Ballou Tabla nous avait donné rendez-vous au September Café de la rue Notre-Dame, dans le sud-ouest de Montréal, un après-midi de la fin de février.

Les bottes pleines de slotch, on entre dans ce sympathique établissement, qui a pignon sur rue en face du Théâtre Corona. De la musique rythmée met l’ambiance dans la petite salle bien remplie. On a bien fait d’arriver à l’avance.

À son arrivée, Ballou Tabla, en athleisure, vient s’asseoir sur la banquette en bois peinte en blanc, près de la fenêtre. Nous faisons face à un mur de briques qui donne sur le comptoir où les baristas concoctent de savoureux cafés… et, évidemment, des toasts à l’avocat.

Il est souriant, naturel. On le sent serein de se lancer dans son nouveau défi dans la capitale canadienne.

Et il ne se défile pas lorsqu’on l’interroge sur la fin de son parcours avec le CF Montréal l’automne dernier.

PHOTO BILL STREICHER, ARCHIVES USA TODAY SPORTS

Ballou Tabla lors d’un match contre l’Union de Philadelphie, en octobre 2020

Tabla n’a jamais pu s’imposer dans la métropole après son retour de l’équipe B du FC Barcelone, en 2020. Certains ont critiqué son engagement à l’entraînement, sa motivation.

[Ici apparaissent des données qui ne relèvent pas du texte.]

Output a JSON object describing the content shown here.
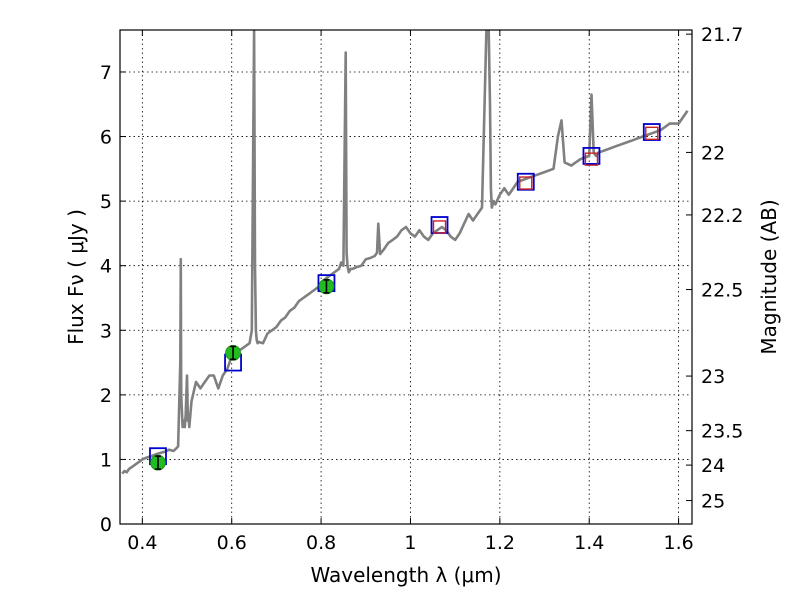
{
  "chart_data": {
    "type": "line",
    "xlabel": "Wavelength  λ (μm)",
    "ylabel": "Flux  Fν  ( μJy )",
    "y2label": "Magnitude (AB)",
    "xlim": [
      0.35,
      1.63
    ],
    "ylim": [
      0,
      7.65
    ],
    "grid": true,
    "x_ticks": [
      {
        "value": 0.4,
        "label": "0.4"
      },
      {
        "value": 0.6,
        "label": "0.6"
      },
      {
        "value": 0.8,
        "label": "0.8"
      },
      {
        "value": 1.0,
        "label": "1"
      },
      {
        "value": 1.2,
        "label": "1.2"
      },
      {
        "value": 1.4,
        "label": "1.4"
      },
      {
        "value": 1.6,
        "label": "1.6"
      }
    ],
    "y_ticks": [
      {
        "value": 0,
        "label": "0"
      },
      {
        "value": 1,
        "label": "1"
      },
      {
        "value": 2,
        "label": "2"
      },
      {
        "value": 3,
        "label": "3"
      },
      {
        "value": 4,
        "label": "4"
      },
      {
        "value": 5,
        "label": "5"
      },
      {
        "value": 6,
        "label": "6"
      },
      {
        "value": 7,
        "label": "7"
      }
    ],
    "y2_ticks": [
      {
        "value": 21.7,
        "label": "21.7"
      },
      {
        "value": 22,
        "label": "22"
      },
      {
        "value": 22.2,
        "label": "22.2"
      },
      {
        "value": 22.5,
        "label": "22.5"
      },
      {
        "value": 23,
        "label": "23"
      },
      {
        "value": 23.5,
        "label": "23.5"
      },
      {
        "value": 24,
        "label": "24"
      },
      {
        "value": 25,
        "label": "25"
      }
    ],
    "colors": {
      "spectrum": "#808080",
      "photometry_observed": "#22bb22",
      "model_photometry": "#0000cc",
      "model_spectrum_box": "#cc2222"
    },
    "series": [
      {
        "type": "line",
        "x": [
          0.355,
          0.36,
          0.365,
          0.37,
          0.38,
          0.39,
          0.4,
          0.41,
          0.42,
          0.43,
          0.44,
          0.45,
          0.46,
          0.47,
          0.48,
          0.485,
          0.486,
          0.487,
          0.49,
          0.493,
          0.495,
          0.497,
          0.5,
          0.502,
          0.503,
          0.505,
          0.51,
          0.52,
          0.53,
          0.54,
          0.55,
          0.56,
          0.57,
          0.58,
          0.59,
          0.6,
          0.61,
          0.62,
          0.63,
          0.64,
          0.645,
          0.65,
          0.652,
          0.654,
          0.656,
          0.658,
          0.66,
          0.67,
          0.68,
          0.69,
          0.7,
          0.71,
          0.72,
          0.73,
          0.74,
          0.75,
          0.76,
          0.77,
          0.78,
          0.79,
          0.8,
          0.81,
          0.82,
          0.83,
          0.84,
          0.845,
          0.85,
          0.855,
          0.857,
          0.859,
          0.862,
          0.866,
          0.87,
          0.88,
          0.89,
          0.9,
          0.91,
          0.92,
          0.925,
          0.928,
          0.932,
          0.94,
          0.95,
          0.96,
          0.97,
          0.98,
          0.99,
          1.0,
          1.01,
          1.02,
          1.03,
          1.04,
          1.05,
          1.06,
          1.07,
          1.08,
          1.09,
          1.1,
          1.11,
          1.12,
          1.13,
          1.14,
          1.15,
          1.16,
          1.17,
          1.175,
          1.178,
          1.18,
          1.182,
          1.186,
          1.19,
          1.2,
          1.21,
          1.22,
          1.24,
          1.26,
          1.28,
          1.3,
          1.32,
          1.33,
          1.338,
          1.345,
          1.36,
          1.38,
          1.4,
          1.405,
          1.41,
          1.415,
          1.42,
          1.44,
          1.46,
          1.48,
          1.5,
          1.52,
          1.54,
          1.56,
          1.58,
          1.6,
          1.62
        ],
        "values": [
          0.78,
          0.82,
          0.8,
          0.85,
          0.9,
          0.95,
          1.0,
          1.03,
          1.05,
          1.08,
          1.1,
          1.12,
          1.15,
          1.13,
          1.2,
          2.5,
          4.1,
          2.0,
          1.5,
          1.6,
          1.5,
          1.7,
          2.3,
          1.6,
          1.7,
          1.5,
          1.9,
          2.2,
          2.1,
          2.2,
          2.3,
          2.3,
          2.1,
          2.3,
          2.4,
          2.6,
          2.7,
          2.7,
          2.75,
          2.8,
          3.0,
          7.65,
          4.0,
          3.0,
          2.85,
          2.8,
          2.82,
          2.8,
          2.95,
          3.0,
          3.05,
          3.15,
          3.2,
          3.3,
          3.35,
          3.45,
          3.5,
          3.55,
          3.6,
          3.65,
          3.7,
          3.8,
          3.85,
          3.9,
          3.95,
          4.05,
          4.0,
          7.3,
          4.2,
          4.0,
          3.9,
          3.95,
          3.95,
          3.98,
          4.0,
          4.1,
          4.12,
          4.15,
          4.2,
          4.65,
          4.18,
          4.25,
          4.35,
          4.4,
          4.45,
          4.55,
          4.6,
          4.5,
          4.45,
          4.55,
          4.45,
          4.4,
          4.5,
          4.55,
          4.6,
          4.55,
          4.45,
          4.4,
          4.5,
          4.65,
          4.8,
          4.7,
          4.8,
          4.9,
          7.65,
          7.65,
          6.5,
          5.2,
          4.9,
          5.0,
          4.95,
          5.1,
          5.2,
          5.1,
          5.3,
          5.35,
          5.4,
          5.45,
          5.5,
          6.0,
          6.25,
          5.6,
          5.55,
          5.65,
          5.7,
          6.65,
          5.75,
          5.7,
          5.75,
          5.8,
          5.85,
          5.9,
          5.95,
          6.0,
          6.05,
          6.1,
          6.2,
          6.2,
          6.4
        ]
      },
      {
        "type": "errorbar",
        "name": "",
        "x": [
          0.435,
          0.603,
          0.812
        ],
        "values": [
          0.95,
          2.65,
          3.68
        ],
        "yerr": [
          0.1,
          0.1,
          0.1
        ]
      },
      {
        "type": "square_marker",
        "color": "#0000cc",
        "x": [
          0.435,
          0.603,
          0.812,
          1.065,
          1.258,
          1.405,
          1.54
        ],
        "values": [
          1.05,
          2.5,
          3.73,
          4.63,
          5.3,
          5.7,
          6.07
        ]
      },
      {
        "type": "square_marker",
        "color": "#cc2222",
        "x": [
          1.065,
          1.258,
          1.405,
          1.54
        ],
        "values": [
          4.6,
          5.28,
          5.65,
          6.05
        ]
      }
    ]
  }
}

« J’ai eu des blessures quand je suis arrivé [à Montréal], explique Ballou Tabla. Comment c’est vu de ces gens-là, c’est qu’il est parti au Barça, il revient, il est blessé, il ne nous donne pas ce dont on a besoin, le club ne va pas bien, les résultats ne sont pas forcément là, on attendait quelque chose de lui. Mais moi, je suis un humain, je suis un jeune joueur, je suis toujours en train de me développer. C’est comme ça que je le vois de mon côté. »

Je ne blâme personne. Je ne suis pas fâché contre ce que les gens disent, mais ils ne peuvent pas comprendre et ce n’est pas à moi de leur faire comprendre, à part sur ce que je fais sur le terrain.

Ballou Tabla

En octobre dernier, soit à la fin de la dernière saison, Wilfried Nancy avait décidé de laisser vacante la 20place de son effectif face à l’Union de Philadelphie, au stade Saputo. En d’autres mots, l’entraîneur avait préféré avoir un effectif incomplet plutôt que d’avoir Ballou Tabla en option en tant que substitut.

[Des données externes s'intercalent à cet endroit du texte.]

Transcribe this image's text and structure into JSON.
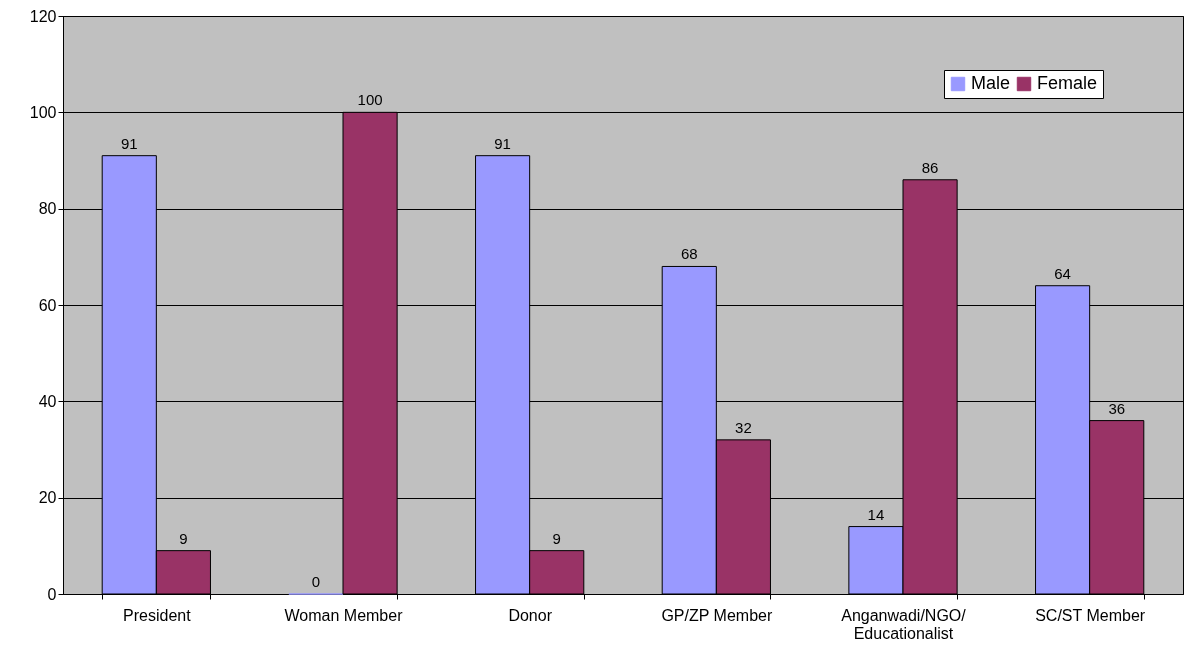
{
  "chart_data": {
    "type": "bar",
    "categories": [
      "President",
      "Woman Member",
      "Donor",
      "GP/ZP Member",
      "Anganwadi/NGO/ Educationalist",
      "SC/ST Member"
    ],
    "series": [
      {
        "name": "Male",
        "color": "#9999ff",
        "values": [
          91,
          0,
          91,
          68,
          14,
          64
        ]
      },
      {
        "name": "Female",
        "color": "#993366",
        "values": [
          9,
          100,
          9,
          32,
          86,
          36
        ]
      }
    ],
    "ylim": [
      0,
      120
    ],
    "yticks": [
      0,
      20,
      40,
      60,
      80,
      100,
      120
    ],
    "grid": "y",
    "legend": "top right",
    "data_labels": true
  }
}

« C’est un choix, simplement, avait alors justifié Nancy. […] Si je n’ai pas pris Ballou, c’est qu’il ne le méritait pas. »

Tabla maintient qu’il est en bons termes avec Wilfried Nancy, encore aujourd’hui.

« Pour être honnête, la vérité sur cette question, je ne pourrais même pas vous répondre, concède le joueur de 22 ans. Même moi, je ne sais pas pourquoi. Il y a des choses que j’entends qui ont été dites. »

« Wilfried a toujours été comme un grand frère pour moi. On n’a jamais été en mauvais termes, on ne s’est jamais pris la tête. J’ai tellement de respect pour Wilfried, parce qu’il m’a eu à l’Académie. »

Tabla se met même dans les souliers de son ancien coach.

Ce sont des choix de l’entraîneur. Il faut aussi comprendre que c’est sa première année en tant qu’entraîneur-chef. Il a la pression. Il y a plein de trucs. Il doit tout faire pour que l’équipe roule bien. J’ai toujours eu du respect pour Wilfried et je le respecte aujourd’hui.

Ballou Tabla

N’empêche, le CF Montréal a finalement décidé de ne pas activer l’option à son contrat au terme de la saison. L’aventure de Ballou Tabla à Montréal prenait ainsi fin, en décembre 2021.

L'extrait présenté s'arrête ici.